S2 Fig. Phage can be used to select for Cas9 activity in E. coli.

(A) In the two-plasmid system, each E. coli cell will contain both a pEvol plasmid with a Cas9 mutant and gRNA and a pSel plasmid with a bacterial toxin and target site. (B) Diagram of selection conditions for or against Cas9 cleavage activity. In the positive selections, active mutants survive by cleaving the matching on-target on the selection plasmid to reduce toxin expression. In the negative selections, antibiotic is added to select for mutants that cannot cleave a mismatched off-target on the selection plasmid.

(EPS)

S3 Fig. Phage-based selection is effective in liquid culture.

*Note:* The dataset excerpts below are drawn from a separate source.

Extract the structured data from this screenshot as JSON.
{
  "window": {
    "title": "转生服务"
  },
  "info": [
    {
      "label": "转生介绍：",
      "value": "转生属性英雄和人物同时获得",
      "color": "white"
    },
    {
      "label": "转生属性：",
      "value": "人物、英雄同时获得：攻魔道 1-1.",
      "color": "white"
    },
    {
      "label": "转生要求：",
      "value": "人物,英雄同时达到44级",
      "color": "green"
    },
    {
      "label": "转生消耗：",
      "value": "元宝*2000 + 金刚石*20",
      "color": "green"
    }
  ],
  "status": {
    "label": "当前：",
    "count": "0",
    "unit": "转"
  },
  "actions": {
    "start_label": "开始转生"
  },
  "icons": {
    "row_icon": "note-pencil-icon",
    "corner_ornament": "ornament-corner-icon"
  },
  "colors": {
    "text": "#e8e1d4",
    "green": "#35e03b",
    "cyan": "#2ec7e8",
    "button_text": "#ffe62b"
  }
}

(A) E. coli harboring Cas9 correctly targeted to a selection phagemid (red) experience limited fitness decrease in selective conditions relative to E. Coli either without induced Cas9 (blue) or with nonmatching Cas9 (green). Correctly targeted Cas9 can thus be selected for to cleave phagemid DNA. (B) E. coli expressing correctly targeted Cas9 experience significant fitness decrease in negative selection for chloramphenicol maintenance (blue) relative to the library of Cas9 mutants which are able to escape negative selection (red). Growth curves represent data from a single experiment.

(EPS)

S4 Fig. SpartaCas mutations are distinct from those found in previously engineered high-fidelity Sp. Cas9 proteins.

Mutations introduced relative to the wildtype Cas9 are indicated in red sphere on the protein structure (pdb:5f9r). Template DNA is shown in cyan, and the gRNA is shown in orange.

(EPS)

S5 Fig. SpartaCas maintains specificity in a biochemical assay, indicating intrinsic specificity advantages of the enzyme.

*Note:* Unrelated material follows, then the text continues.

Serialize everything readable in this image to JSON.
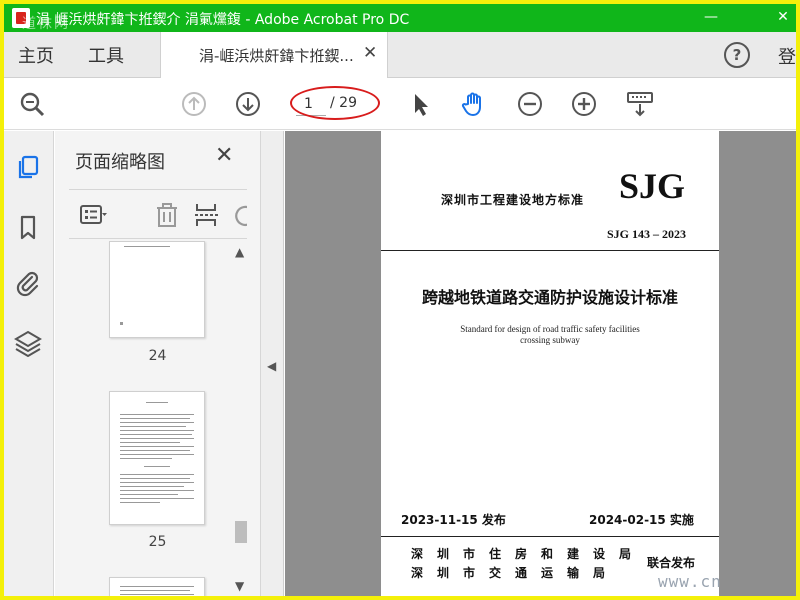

Cleavage of a synthetic DNA substrate was measured as a function of increasing Cas9 RNP dose. Cleavage of the off-target (dots) relative to the on-target (triangles) was lower for SpartaCas (orange) as compared to wildtype Sp. Cas9 (black). The experiment was performed in technical triplicate. Bars indicate standard error.

(EPS)

S6 Fig. Plasmid map of the SpCas9 library.

(DOCX)

S7 Fig. Plasmid map of the selection plasmid containing the bacterial toxin and the target site.

(DOCX)

S8 Fig. The expression construct used to generate the SpartaCas protein.

(DOCX)

S9 Fig. Sp.Cas9 library diversity after first round of evolution.

Sp.Cas9 shows diverse library representation after selection from round 1 (A,B). After enriching for selective residues over one round, most amino acid mutations are still present in the library.

(EPS)

S1 Table. GUIDE-seq results for wildtype Sp.Cas9, eCas, and SpartaCas.

(DOCX)

S2 Table. The PD1 on target and three off target sequences contained within each selection plasmid used during the initial directed evolution experiments.

(DOCX)

S3 Table. Mutants evaluated in this study.

(DOCX)

S4 Table. Primers used for SMOOT reactions and PacBio library preparation.

(DOCX)

S5 Table. SMOOT reaction conditions.

(DOCX)

S6 Table. Reaction conditions for the PCR to prepare for PacBio sequencing.

(DOCX)

Data Availability

All relevant data are within the manuscript and its Supporting Information files.

Funding Statement

All authors are currently or formerly shareholders and salaried employees of Editas Medicine. Editas Medicine funded related research materials and assisted in the preparation of this manuscript and the decision to publish.